I suspect when when the admin looks at an account they can see information about your IP address history, geolocations, browsers, and detected secondary accounts.
Probably. I mean the most obvious thing would be email.
Though my original reddit account never even had an associated email address.
Also keep in mind they have a lot of tools to try and prevent vote manipulation. Even when there are zero email addresses, for over a decade the Reddit code tries to detect if someone logs out and logs in to grant multiple upvotes to the same posting.
Even when it isn't my own posting, I've sometimes upvoted the same posting from two accounts - and see that the count did not go up the same. That's why I assume there is some kind of underlying awareness within the (server) app that the accounts are related.
On a site like Lemmy and Reddit, vote manipulation is key to getting postings to the top of the page. I imagine Lemmy will eventually encounter rogue federated instances that try to game the system. I remember 10 years ago when Reddit had to start building a lot of anti-spam features into the code. But I really dislike how they black-hole comments based on keywords and I was always opening issues in their /r/Bugs subreddit to complain about their instant removal of comments that had certain keywords (in 2020, posting a link to the BBC about anti-vaccination would trigger it on major subreddits that had their spam filter set high).
Good points all around.
To some extent, that kind of automated moderation is inevitable on a service or site that has millions of users. You just can't scale a site that large without throwing out some baby with some bathwater, especially if the service is free.
But the same moderation tools were never necessary on services with small communities of users. From BBS's in the 80s/90s to message boards, small groups don't need to rely on automated filtering. That's part of the appeal of joining a small instance on the fediverse: it's like a club, where standards of behavior don't need aggressive enforcement.
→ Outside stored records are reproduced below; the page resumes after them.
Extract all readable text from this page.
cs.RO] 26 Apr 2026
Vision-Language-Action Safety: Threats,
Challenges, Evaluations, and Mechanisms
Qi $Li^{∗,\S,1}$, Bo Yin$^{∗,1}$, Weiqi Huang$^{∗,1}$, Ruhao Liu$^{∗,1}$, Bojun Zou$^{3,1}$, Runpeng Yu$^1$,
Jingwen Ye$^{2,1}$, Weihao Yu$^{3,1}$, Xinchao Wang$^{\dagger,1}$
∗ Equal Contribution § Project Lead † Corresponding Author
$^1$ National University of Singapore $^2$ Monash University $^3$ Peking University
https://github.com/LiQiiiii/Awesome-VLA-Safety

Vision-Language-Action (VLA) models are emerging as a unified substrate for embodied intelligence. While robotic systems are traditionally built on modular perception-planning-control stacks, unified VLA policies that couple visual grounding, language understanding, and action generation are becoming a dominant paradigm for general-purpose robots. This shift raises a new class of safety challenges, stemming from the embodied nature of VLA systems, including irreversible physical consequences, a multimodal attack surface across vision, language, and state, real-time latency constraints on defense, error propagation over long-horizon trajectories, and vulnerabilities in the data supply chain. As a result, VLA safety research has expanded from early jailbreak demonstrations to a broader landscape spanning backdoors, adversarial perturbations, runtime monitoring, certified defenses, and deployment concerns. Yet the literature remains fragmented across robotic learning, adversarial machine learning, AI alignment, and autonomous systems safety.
What's unknown to me, however, is how the fediverse can handle spam and bots and abuse from outside communities. That's not something that BBS's or message boards had to deal with as much.
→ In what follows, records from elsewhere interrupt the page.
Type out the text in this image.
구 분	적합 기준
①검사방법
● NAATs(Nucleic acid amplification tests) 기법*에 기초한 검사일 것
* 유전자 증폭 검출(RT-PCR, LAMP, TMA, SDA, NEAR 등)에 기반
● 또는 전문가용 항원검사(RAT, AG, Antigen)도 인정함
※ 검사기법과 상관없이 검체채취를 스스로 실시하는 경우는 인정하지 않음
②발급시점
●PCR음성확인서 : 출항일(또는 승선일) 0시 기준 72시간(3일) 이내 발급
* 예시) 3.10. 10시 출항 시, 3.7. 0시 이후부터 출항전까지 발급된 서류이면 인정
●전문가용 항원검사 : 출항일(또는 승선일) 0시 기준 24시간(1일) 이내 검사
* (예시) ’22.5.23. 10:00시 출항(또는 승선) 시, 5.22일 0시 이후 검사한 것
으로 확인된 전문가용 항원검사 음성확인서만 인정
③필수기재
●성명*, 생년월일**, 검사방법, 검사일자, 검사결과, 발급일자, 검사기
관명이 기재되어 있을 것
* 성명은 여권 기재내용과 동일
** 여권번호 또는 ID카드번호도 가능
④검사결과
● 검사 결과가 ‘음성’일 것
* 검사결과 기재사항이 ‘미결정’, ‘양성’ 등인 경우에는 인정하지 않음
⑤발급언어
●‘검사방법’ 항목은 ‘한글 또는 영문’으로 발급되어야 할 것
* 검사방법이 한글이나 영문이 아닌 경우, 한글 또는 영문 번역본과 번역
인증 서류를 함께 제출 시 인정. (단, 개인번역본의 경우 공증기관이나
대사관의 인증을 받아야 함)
In a pinch, communities could also deal with the problem by just shutting down federation and being entirely "locals only." For communities who are often targeted for abuse, that might be the smartest thing to do, unfortunately.
Either way, I like the format of it so far. Cross-posting to lemmy.ml, for example, I feel like a "guest" in this group, if that makes sense.
That too, verified email addresses would be the most obvious way.